This project is a Flask application that facilitates the extraction of data from uploaded PDFs. Users can upload PDF files, select specific areas within the PDF using OCR APIs to extract data, and then map the extracted data to corresponding labels. The extracted data and mappings can be downloaded in JSON and CSV file formats. The project also includes an automated section, allowing users to streamline the extraction process by assigning labels to automatically extracted data, ultimately improving efficiency and saving time.
- Upload PDF files.
- Select specific areas within PDFs for data extraction.
- Utilize OCR APIs to extract data from selected areas.
- Map extracted data to predefined labels.
- Download extracted data and mappings in JSON and CSV file formats.
- Automated data extraction with labeling for improved efficiency.
Follow these instructions to set up and run the project on your local machine.
- Python 3.8+
- pip
- Flask
- Flask-RESTful
pdf_env is the virtual environment name you can change also :
python3 -m venv pdf_env
Activate the environment for setup project :
source pdf_env/bin/activate
If you want to out from environment :
deactivate
Install all requirement modules check environment is activate :
pip install -r requirements.txt
python3 main.py
|-- app/
| --authentication/
| |--__init__.py
| |-- model.py
| |-- routes.py
| |-- forms.py
| |
| --home/
| |-- __init__.py
| |-- model.py
| |-- routes.py
| |
| -- static/
| |-- assets<css, js, img>
| |-- uploads
| |
| -- templates/
| |-- includes/
| | |-- navigation.html
| | |-- sidebar.html
| | |-- footer.html
| | |-- scripts.html
| |
| |-- layouts/
| | |-- base.html
| |
| |-- home/
| | |-- annoted.html
| | |-- automate.html
| | |-- page-403.html
| | |-- pdf_template.html
| |
| |--accounts/
| | |-- login.html
| | |-- register.html
| |
| |
| -- config.py
| --__init__.py
|-- .gitignore
|--pdf_templates/
| |--data.json
|-- requirements.txt
|-- run.sh
|-- README.md
|-- .env
|-- main.py
- app/: Contains files related to the Flask application.

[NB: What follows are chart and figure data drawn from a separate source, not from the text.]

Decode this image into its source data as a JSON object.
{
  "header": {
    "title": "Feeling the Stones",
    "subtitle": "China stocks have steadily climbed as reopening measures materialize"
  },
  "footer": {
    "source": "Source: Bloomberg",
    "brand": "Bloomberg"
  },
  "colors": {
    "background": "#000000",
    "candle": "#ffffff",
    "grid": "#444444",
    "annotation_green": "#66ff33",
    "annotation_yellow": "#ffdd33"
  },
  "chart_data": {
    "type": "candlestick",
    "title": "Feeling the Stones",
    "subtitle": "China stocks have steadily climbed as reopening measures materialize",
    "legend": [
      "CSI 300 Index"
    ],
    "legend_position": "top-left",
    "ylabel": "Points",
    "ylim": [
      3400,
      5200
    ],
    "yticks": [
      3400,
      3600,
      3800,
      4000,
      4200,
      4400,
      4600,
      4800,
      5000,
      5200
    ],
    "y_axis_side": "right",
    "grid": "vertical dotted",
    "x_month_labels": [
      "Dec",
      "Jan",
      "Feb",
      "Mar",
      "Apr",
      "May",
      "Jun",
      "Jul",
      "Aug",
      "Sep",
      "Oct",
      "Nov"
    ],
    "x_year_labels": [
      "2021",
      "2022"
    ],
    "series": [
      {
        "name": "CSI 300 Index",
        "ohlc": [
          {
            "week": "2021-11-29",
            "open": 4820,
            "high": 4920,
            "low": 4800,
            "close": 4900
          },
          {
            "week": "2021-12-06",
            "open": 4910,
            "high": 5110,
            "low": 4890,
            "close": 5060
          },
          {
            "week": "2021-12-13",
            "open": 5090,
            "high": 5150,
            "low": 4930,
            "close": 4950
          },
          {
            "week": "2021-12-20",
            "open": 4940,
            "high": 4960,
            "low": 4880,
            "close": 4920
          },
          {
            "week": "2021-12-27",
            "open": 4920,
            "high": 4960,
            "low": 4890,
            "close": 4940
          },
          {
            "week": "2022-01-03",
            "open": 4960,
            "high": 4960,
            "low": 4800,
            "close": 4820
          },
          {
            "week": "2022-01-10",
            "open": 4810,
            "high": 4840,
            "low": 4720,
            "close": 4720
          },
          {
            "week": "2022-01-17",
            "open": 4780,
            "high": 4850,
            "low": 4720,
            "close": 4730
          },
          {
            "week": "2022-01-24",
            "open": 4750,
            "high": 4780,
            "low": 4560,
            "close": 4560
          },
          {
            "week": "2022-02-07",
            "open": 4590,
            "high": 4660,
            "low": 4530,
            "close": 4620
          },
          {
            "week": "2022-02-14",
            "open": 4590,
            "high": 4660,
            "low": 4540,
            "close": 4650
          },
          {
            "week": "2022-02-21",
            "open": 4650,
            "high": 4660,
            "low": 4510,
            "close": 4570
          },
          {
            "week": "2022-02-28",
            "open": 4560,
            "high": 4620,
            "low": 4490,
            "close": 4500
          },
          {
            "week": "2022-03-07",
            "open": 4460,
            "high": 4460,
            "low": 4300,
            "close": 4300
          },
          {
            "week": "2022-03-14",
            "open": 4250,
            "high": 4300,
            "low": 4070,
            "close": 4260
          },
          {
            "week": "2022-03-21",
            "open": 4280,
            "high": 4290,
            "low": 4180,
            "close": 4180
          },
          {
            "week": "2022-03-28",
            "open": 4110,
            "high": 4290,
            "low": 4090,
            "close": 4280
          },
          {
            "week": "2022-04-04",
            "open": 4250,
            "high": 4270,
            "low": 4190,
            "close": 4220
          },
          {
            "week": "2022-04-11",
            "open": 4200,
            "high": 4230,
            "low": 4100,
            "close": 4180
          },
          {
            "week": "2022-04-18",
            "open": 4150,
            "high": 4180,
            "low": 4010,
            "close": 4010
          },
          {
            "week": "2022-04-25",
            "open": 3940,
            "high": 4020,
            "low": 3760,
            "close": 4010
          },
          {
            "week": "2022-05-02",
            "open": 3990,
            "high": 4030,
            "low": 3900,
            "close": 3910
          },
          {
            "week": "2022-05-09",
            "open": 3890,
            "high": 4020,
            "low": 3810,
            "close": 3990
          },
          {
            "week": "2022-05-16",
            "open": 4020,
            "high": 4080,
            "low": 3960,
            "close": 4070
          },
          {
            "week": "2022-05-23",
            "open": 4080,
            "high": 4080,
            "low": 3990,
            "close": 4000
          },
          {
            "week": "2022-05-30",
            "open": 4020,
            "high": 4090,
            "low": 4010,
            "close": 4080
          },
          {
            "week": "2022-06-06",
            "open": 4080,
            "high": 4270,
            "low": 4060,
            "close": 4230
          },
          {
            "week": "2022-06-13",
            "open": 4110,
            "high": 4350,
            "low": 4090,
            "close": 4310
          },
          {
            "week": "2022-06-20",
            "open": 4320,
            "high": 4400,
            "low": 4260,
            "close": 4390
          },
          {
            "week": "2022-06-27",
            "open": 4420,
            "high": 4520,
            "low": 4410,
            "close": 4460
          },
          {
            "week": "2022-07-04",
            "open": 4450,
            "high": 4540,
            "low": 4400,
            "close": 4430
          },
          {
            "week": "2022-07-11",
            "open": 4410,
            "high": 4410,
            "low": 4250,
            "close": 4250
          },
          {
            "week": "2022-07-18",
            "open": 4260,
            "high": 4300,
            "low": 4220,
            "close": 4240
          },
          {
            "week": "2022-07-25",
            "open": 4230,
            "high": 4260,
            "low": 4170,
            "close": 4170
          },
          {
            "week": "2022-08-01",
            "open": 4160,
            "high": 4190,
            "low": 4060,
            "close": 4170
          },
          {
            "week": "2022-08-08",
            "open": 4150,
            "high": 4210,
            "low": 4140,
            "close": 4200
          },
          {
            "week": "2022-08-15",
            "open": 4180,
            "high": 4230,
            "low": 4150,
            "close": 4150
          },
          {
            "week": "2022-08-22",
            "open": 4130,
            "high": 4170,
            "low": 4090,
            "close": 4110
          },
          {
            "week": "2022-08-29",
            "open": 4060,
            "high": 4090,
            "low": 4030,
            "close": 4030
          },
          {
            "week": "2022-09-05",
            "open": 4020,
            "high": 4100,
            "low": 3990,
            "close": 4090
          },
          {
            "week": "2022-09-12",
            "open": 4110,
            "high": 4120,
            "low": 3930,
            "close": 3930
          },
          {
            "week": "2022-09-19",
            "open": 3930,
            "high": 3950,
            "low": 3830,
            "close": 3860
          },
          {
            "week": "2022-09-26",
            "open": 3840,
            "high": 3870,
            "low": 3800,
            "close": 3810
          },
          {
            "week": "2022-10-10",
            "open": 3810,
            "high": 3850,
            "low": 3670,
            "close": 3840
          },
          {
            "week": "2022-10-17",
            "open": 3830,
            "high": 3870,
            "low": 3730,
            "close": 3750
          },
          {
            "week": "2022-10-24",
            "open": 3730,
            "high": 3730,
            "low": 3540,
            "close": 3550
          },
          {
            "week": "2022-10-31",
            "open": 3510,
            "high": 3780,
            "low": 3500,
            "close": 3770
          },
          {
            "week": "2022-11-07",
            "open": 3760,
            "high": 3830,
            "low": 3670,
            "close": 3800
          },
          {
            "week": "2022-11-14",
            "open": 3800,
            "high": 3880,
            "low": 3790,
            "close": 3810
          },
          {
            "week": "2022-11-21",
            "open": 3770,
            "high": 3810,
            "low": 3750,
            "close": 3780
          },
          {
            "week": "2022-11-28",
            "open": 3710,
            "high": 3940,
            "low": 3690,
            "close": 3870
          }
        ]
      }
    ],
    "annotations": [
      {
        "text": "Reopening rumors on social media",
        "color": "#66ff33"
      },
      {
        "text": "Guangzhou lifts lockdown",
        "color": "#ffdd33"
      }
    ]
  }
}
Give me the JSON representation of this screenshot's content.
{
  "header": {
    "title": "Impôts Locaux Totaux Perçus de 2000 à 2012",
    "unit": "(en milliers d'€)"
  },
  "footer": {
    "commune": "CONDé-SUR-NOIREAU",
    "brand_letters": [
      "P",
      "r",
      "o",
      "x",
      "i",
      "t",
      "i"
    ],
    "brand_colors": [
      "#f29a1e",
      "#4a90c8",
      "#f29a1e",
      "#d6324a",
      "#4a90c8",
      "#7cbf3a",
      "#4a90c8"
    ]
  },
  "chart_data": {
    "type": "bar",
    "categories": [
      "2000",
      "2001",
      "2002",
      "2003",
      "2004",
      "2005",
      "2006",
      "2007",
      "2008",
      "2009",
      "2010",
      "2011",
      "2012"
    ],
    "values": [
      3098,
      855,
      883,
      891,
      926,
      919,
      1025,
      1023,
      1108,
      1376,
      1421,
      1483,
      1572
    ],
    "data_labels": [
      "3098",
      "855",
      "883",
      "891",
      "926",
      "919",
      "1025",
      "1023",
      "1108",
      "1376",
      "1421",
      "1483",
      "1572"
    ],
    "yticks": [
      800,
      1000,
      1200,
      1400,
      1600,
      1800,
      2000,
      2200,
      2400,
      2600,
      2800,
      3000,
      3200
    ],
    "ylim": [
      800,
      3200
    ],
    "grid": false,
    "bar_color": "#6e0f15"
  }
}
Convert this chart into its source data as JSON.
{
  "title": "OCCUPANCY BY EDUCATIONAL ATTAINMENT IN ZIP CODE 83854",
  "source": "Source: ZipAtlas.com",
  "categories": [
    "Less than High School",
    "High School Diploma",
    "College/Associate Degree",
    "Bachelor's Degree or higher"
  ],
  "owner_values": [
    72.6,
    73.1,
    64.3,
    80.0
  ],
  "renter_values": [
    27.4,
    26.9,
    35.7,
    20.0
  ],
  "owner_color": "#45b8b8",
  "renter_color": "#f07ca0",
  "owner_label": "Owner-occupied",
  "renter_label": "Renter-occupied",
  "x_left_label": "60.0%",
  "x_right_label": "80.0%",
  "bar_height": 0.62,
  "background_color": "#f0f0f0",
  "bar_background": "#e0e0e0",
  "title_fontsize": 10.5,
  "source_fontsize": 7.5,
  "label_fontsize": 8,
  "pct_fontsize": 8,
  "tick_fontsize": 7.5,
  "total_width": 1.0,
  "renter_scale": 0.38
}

- static/assets/: Contains static assets such as CSS, JS, and images.
- uploads/: Directory for uploaded files and data storage.
- includes/: Templates and layout components for the application.
- home/: Contains HTML templates for specific pages.
- config.py: Configuration file for the application.
- .gitignore: Git configuration to ignore specified files.
- requirements.txt: List of Python dependencies for the project.
- run.sh: Shell script to run the application.
- README.md: Project documentation.
- .env: Environment variables configuration file.
- main.py: Main Python file for running the application.